En passant

Bas nylon et des Manfreds

*****

Manfred Mann est un groupe majeur dans le paysage des sixties. De 1964 à 1969, ils ne cessèrent d’être présents dans le hit parade de nombreux pays, l’Angleterre restant leur terre d’élection. Comme pas mal de leurs collègues, ils savent explorer la discographie des autres pour en tirer des hit potentiels qu’ils savent arranger de manière très persuasive pour les oreilles. Bob Dylan, dont ils reprirent plusieurs titres pour en faire des succès personnels, souligna qu’il les considérait comme ses meilleurs adaptateurs. Si on ne les regarde que sous cet aspect, on pourrait déduire que c’est un groupe commercial avec une certaine maestria. Mais ils furent plus habiles que cela, le reste de la discographie comprend un répertoire axé sur le r&b, le blues, et même le jazz tendance moderne.
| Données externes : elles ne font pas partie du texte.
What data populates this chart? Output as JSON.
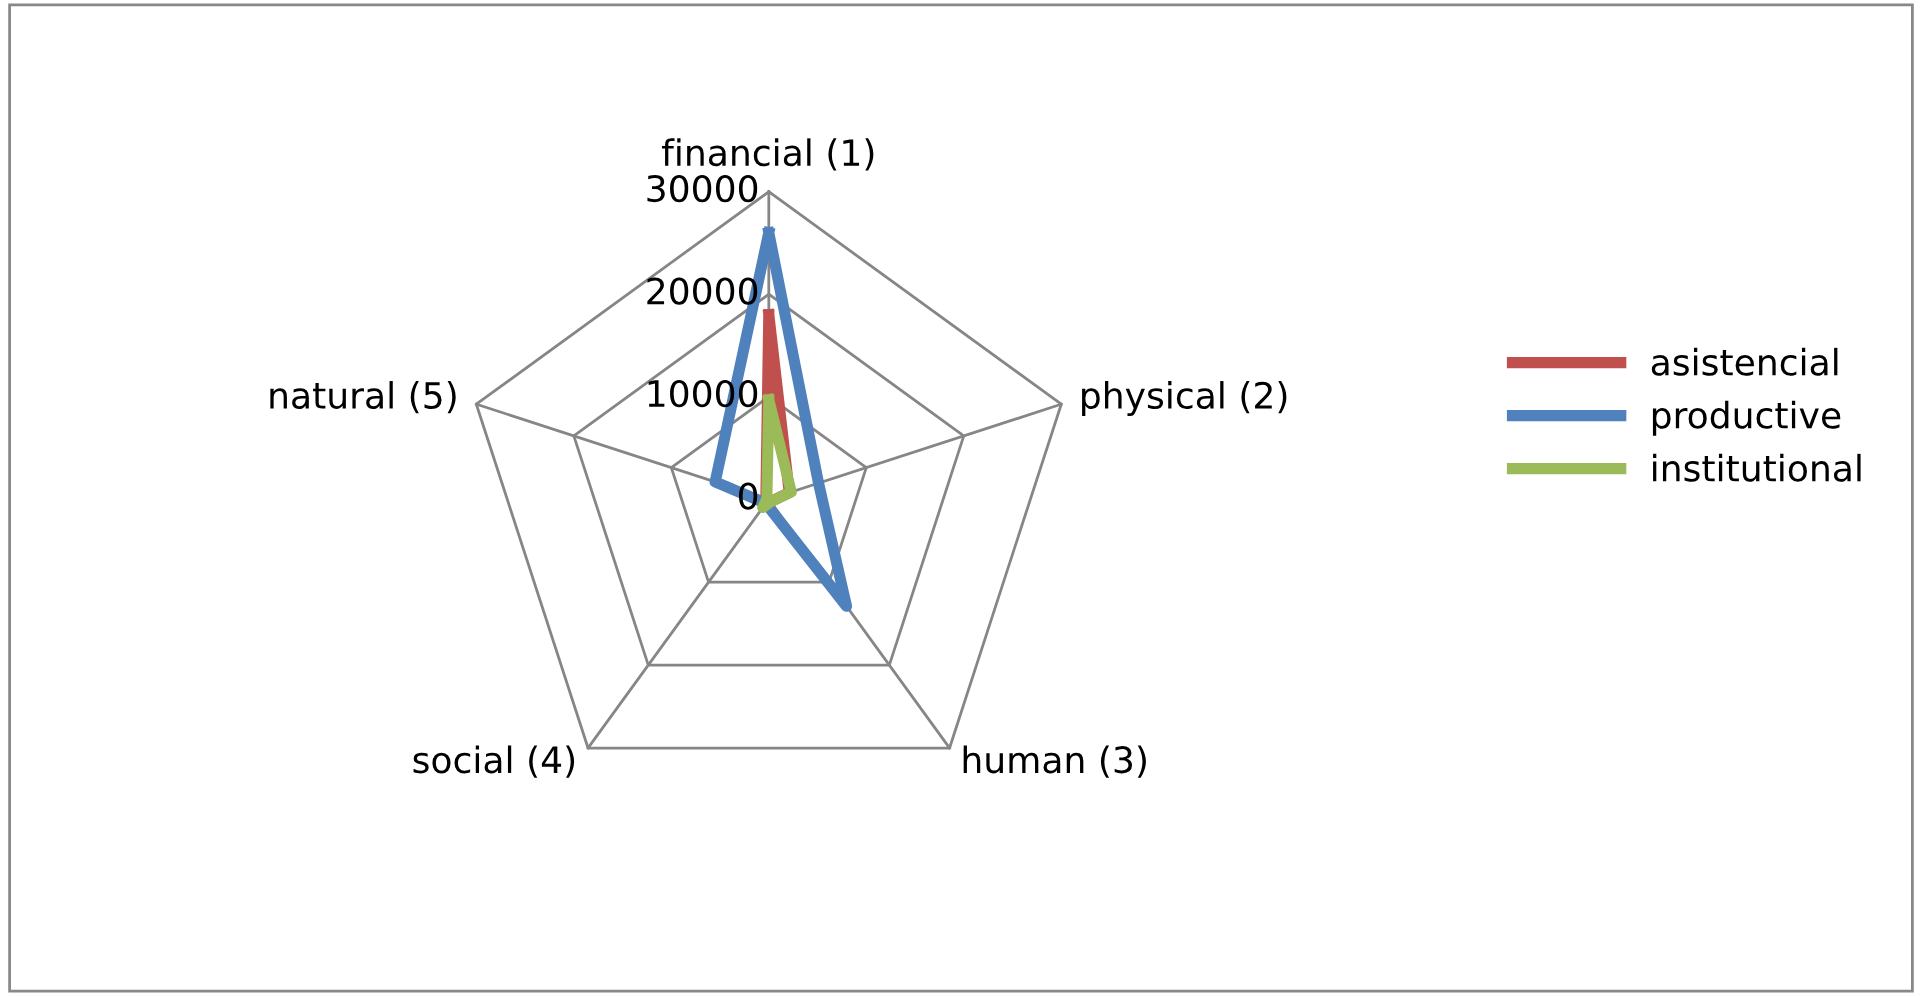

On peut supposer que c’est ce qu’ils préféraient et surtout les très belles ventes qu’ils réussirent avec leurs succès, leur laissèrent à peu près le champ libre pour compléter les faces B, les albums, avec ce qui leur plaisait. Il faut distinguer deux principales épopées dans l’histoire du groupe, celle de la période du chanteur Paul Jones jusqu’en 1966 et après celle avec Mike D’Abo jusqu’en 1969. Partons explorer quelques unes de ces petites merveilles, encore toutes scintillantes d’un savoir faire certain. Pour ce post, nous nous intéresserons à la période Jones qui comprend: Paul Jones, chant, harmonica;  Manfred Mann, claviers; Mike Vickers, guitare, saxophone, flûte; Mike Hugg, batterie, vibraphone, claviers: Tom McGuiness, basse, ensuite guitare. A noter que vers la fin de cette période, Jack Bruce fut pendant quelques mois le bassiste avant de partir rejoindre Cream, remplacé par Klaus Voorman, le dessinateur de la pochette du « Revolver » des Beatles. Les clips sont à peu près dans l’ordre de leur parution, excepté le premier « The One In THe Middle » que j’ai mis en avant mais qui date de 1965. A l’origine ce titre original composé par le chanteur était destiné aux Yardbirds, les deux groupes se connaissaient très bien. Keith Relf le chanteur des Yardbirds le refusa. Il ne considérait pas le titre comme mauvais, mais les paroles qui sont en fait une présentation du groupe, mettent le chanteur en avant « celui au milieu » et Relf ne se considérait pas comme le pivot central du groupe. Mais les Yardbirds acceptèrent une autre composition du groupe, qui devint un titre assez mythique dans leur discographie « Mr You’re A Better Man Than I ».